Department of Surgery, Oncology and Gastroenterology, University of Padua, Padua Division of Medical Oncology 2, Veneto Institute of Oncology IOV-IRCCS, Padua, Italy
Translational Genomics Group, Vall d'Hebron Institute of Oncology, Barcelona Translational Genomic and Targeted Therapeutics in Solid Tumors, August Pi i Sunyer Biomedical Research Institute (IDIBAPS), Barcelona Department of Medical Oncology, Hospital Clínic of Barcelona, Barcelona, Spain.
Ann Oncol. 2016 Oct;27(10):1867-73. doi: 10.1093/annonc/mdw262. Epub 2016 Aug 2.
The aim of this work was to evaluate the impact of (and relative contribution of) tumor-related and immune-related diversity of HER2-positive disease on the response to neoadjuvant chemotherapy plus anti-HER2 agents.
The CherLOB phase II study randomized 121 HER2-positive breast cancer patients to neoadjuvant chemotherapy plus trastuzumab, lapatinib or both. Tumor samples from diagnostic core biopsy were centralized. Tumor-infiltrating lymphocytes (TILs) were evaluated on H&E slides. Intrinsic subtyping was carried out using the research-based 50-gene prediction analysis of a microarray (PAM50) subtype predictor. Immune-related gene signatures were also evaluated.
Continuous Str-TILs and It-TILs were significantly associated with pCR [OR 1.03, 95% CI 1.02-1.05 (P < 0.001) and OR 1.09, 95% CI 1.04-1.15 (P < 0.001) for Str-TILs and It-TILs, respectively]. According to PAM50, the subtype distribution was as follows: HER2-enriched 26.7%, Luminal A 25.6%, Luminal B 16.3%, Basal-like 14% and Normal-like 17.4%. The highest rate of pCR was observed for the HER2-enriched subtype (50%), followed by Basal-like, Luminal B and Luminal A (χ(2) test, P = 0.026). Immune gene signatures significantly associated with pCR in univariate analyses were identified: most of them maintained a significant association with pCR in multivariate analyses corrected for PAM50 subtypes, whereas TILs did not.

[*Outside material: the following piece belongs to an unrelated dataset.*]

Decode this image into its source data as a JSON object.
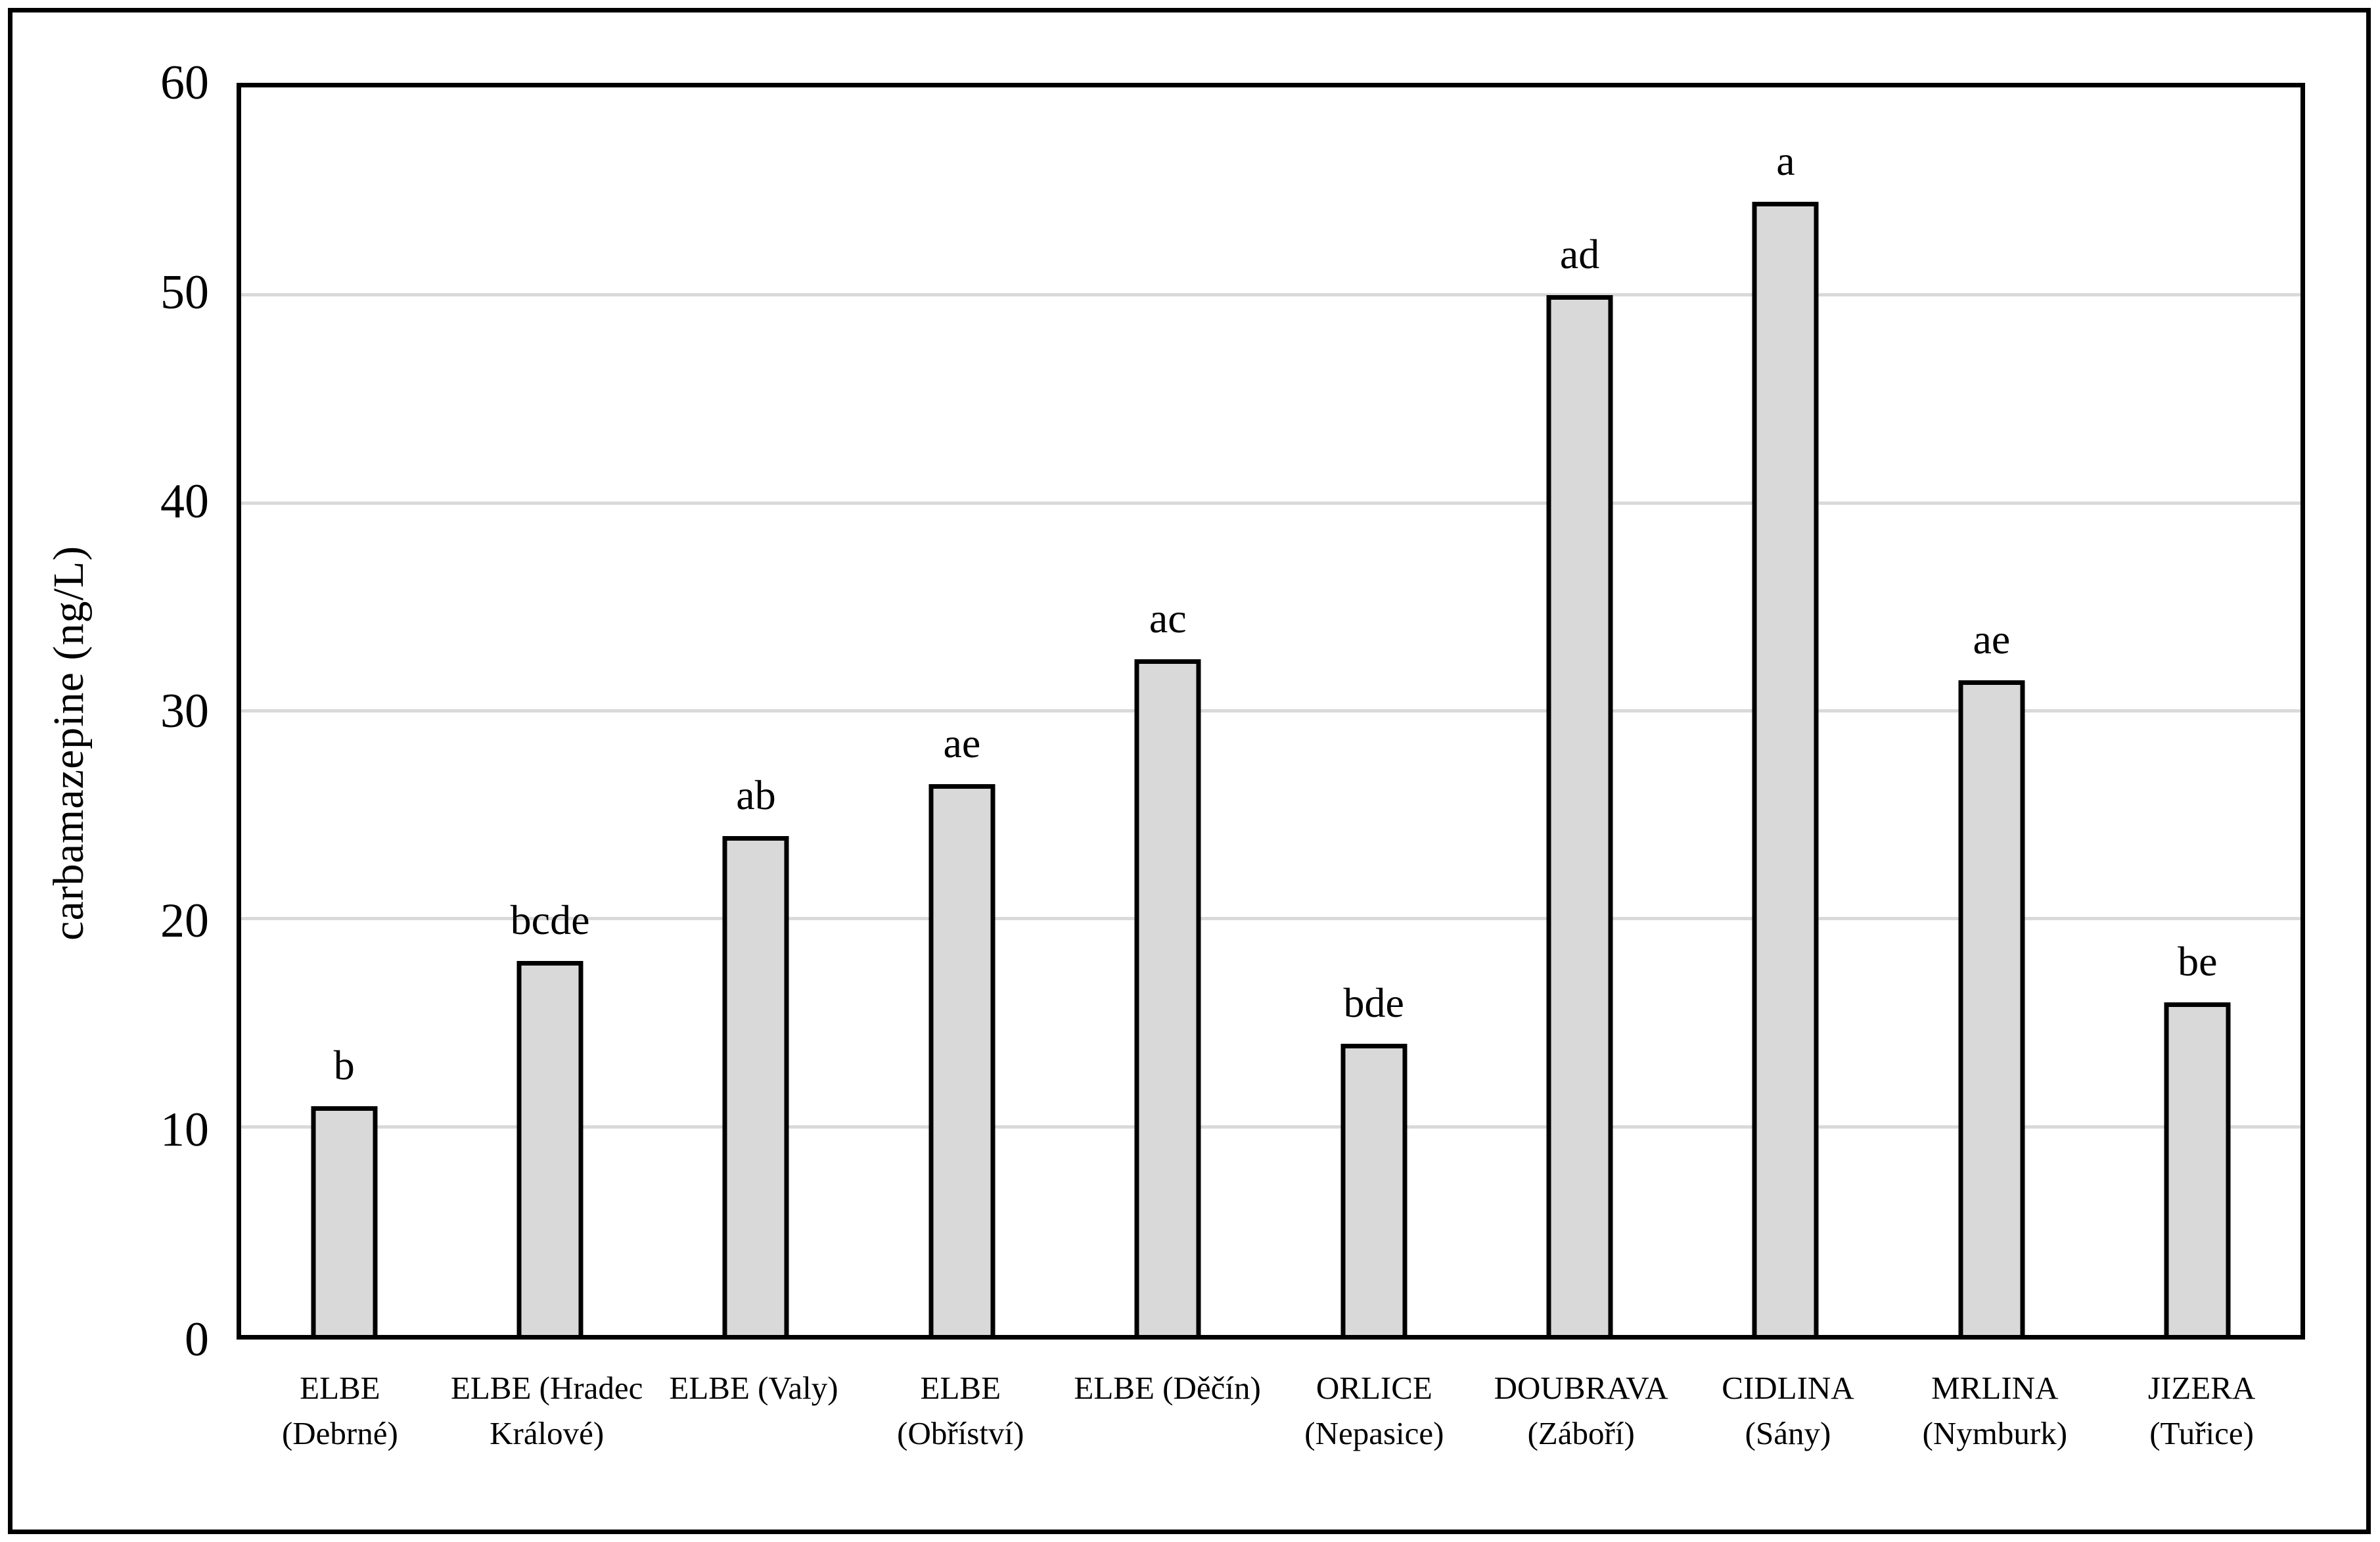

In this study, both tumor-related and immune-related features contribute to the modulation of pCR after neoadjuvant chemotherapy plus anti-HER2 agents. Immune signatures rather than TILs added significant prediction of pCR beyond PAM50 intrinsic subtypes.

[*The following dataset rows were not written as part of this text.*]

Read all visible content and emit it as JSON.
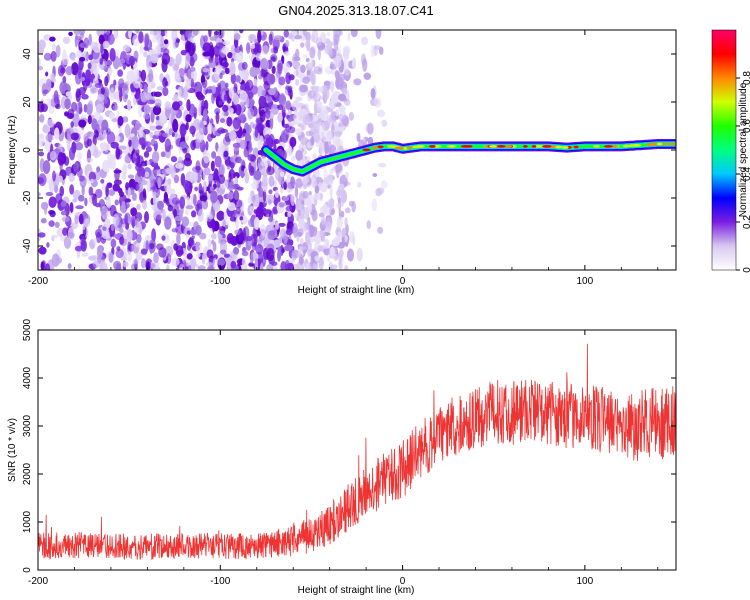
{
  "title": "GN04.2025.313.18.07.C41",
  "chart_data": [
    {
      "type": "heatmap",
      "title": "GN04.2025.313.18.07.C41",
      "xlabel": "Height of straight line (km)",
      "ylabel": "Frequency (Hz)",
      "xlim": [
        -200,
        150
      ],
      "ylim": [
        -50,
        50
      ],
      "xticks": [
        -200,
        -100,
        0,
        100
      ],
      "yticks": [
        -40,
        -20,
        0,
        20,
        40
      ],
      "colorbar": {
        "label": "Normalized spectral amplitude",
        "range": [
          0,
          1
        ],
        "ticks": [
          0,
          0.2,
          0.4,
          0.6,
          0.8
        ],
        "colormap": [
          "#ffffff",
          "#d8c8f0",
          "#7a1fe0",
          "#0000ff",
          "#00c8ff",
          "#00ff80",
          "#20ff00",
          "#d0ff00",
          "#ff8800",
          "#ff0000",
          "#ff0066"
        ]
      },
      "noise_region_km": [
        -200,
        -30
      ],
      "signal_trace": {
        "x": [
          -75,
          -70,
          -65,
          -60,
          -55,
          -50,
          -45,
          -40,
          -35,
          -30,
          -25,
          -20,
          -15,
          -10,
          -5,
          0,
          10,
          20,
          40,
          60,
          80,
          90,
          100,
          120,
          140,
          150
        ],
        "y": [
          0,
          -3,
          -6,
          -8,
          -9,
          -7,
          -5,
          -4,
          -3,
          -2,
          -1,
          0,
          1,
          1.5,
          1.5,
          0.5,
          1.5,
          1.5,
          1.5,
          1.5,
          1.5,
          1,
          1.5,
          1.5,
          2.5,
          2.5
        ]
      },
      "grid": false
    },
    {
      "type": "line",
      "xlabel": "Height of straight line (km)",
      "ylabel": "SNR (10 * v/v)",
      "xlim": [
        -200,
        150
      ],
      "ylim": [
        0,
        5000
      ],
      "xticks": [
        -200,
        -100,
        0,
        100
      ],
      "yticks": [
        0,
        1000,
        2000,
        3000,
        4000,
        5000
      ],
      "series": [
        {
          "color": "#ee3333",
          "x": [
            -200,
            -180,
            -160,
            -140,
            -120,
            -100,
            -80,
            -70,
            -60,
            -50,
            -40,
            -30,
            -20,
            -10,
            0,
            10,
            20,
            30,
            40,
            50,
            60,
            70,
            80,
            90,
            100,
            110,
            120,
            130,
            140,
            150
          ],
          "y": [
            500,
            520,
            500,
            480,
            500,
            500,
            500,
            550,
            600,
            750,
            950,
            1300,
            1600,
            1900,
            2100,
            2500,
            2800,
            3000,
            3150,
            3300,
            3300,
            3350,
            3250,
            3200,
            3200,
            3100,
            3000,
            3000,
            3050,
            3100
          ],
          "spread": [
            500,
            500,
            500,
            500,
            500,
            500,
            500,
            550,
            600,
            700,
            800,
            900,
            1000,
            1000,
            1100,
            1100,
            1100,
            1100,
            1150,
            1200,
            1300,
            1250,
            1200,
            1200,
            1250,
            1300,
            1300,
            1350,
            1400,
            1400
          ]
        }
      ],
      "grid": false
    }
  ]
}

本研究旨在评估 HER2 阳性疾病的肿瘤相关和免疫相关多样性对新辅助化疗加抗 HER2 药物治疗反应的影响(及相对贡献)。
CherLOB Ⅱ期研究将 121 例 HER2 阳性乳腺癌患者随机分为新辅助化疗加曲妥珠单抗、拉帕替尼或两者联合组。从诊断性核心活检中采集肿瘤样本,对肿瘤浸润淋巴细胞(TILs)进行苏木精和伊红(H&E)切片评估。采用基于研究的 50 基因微阵列预测分析(PAM50)预测分析进行内在亚型分类。还评估了免疫相关基因特征。
连续的 Str-TILs 和 It-TILs 与 pCR 显著相关[比值比(OR)为 1.03,95%可信区间(CI)为 1.02-1.05(P<0.001)和 OR 为 1.09,95%CI 为 1.04-1.15(P<0.001),分别用于 Str-TILs 和 It-TILs]。根据 PAM50,亚型分布如下:HER2 富集型占 26.7%,Luminal A 型占 25.6%,Luminal B 型占 16.3%,基底样型占 14%,正常样型占 17.4%。pCR 率最高的是 HER2 富集型(50%),其次是基底样型、Luminal B 型和 Luminal A 型(卡方检验,P=0.026)。单变量分析中,与 pCR 显著相关的免疫基因特征在多变量分析中也得到了证实,校正 PAM50 亚型后,这些特征与 pCR 仍具有显著相关性,而 TILs 则没有。
本研究表明,肿瘤相关和免疫相关特征均有助于新辅助化疗加抗 HER2 药物治疗后 pCR 的调节。免疫特征而不是 TILs,除了 PAM50 内在亚型外,还为 pCR 提供了显著的预测。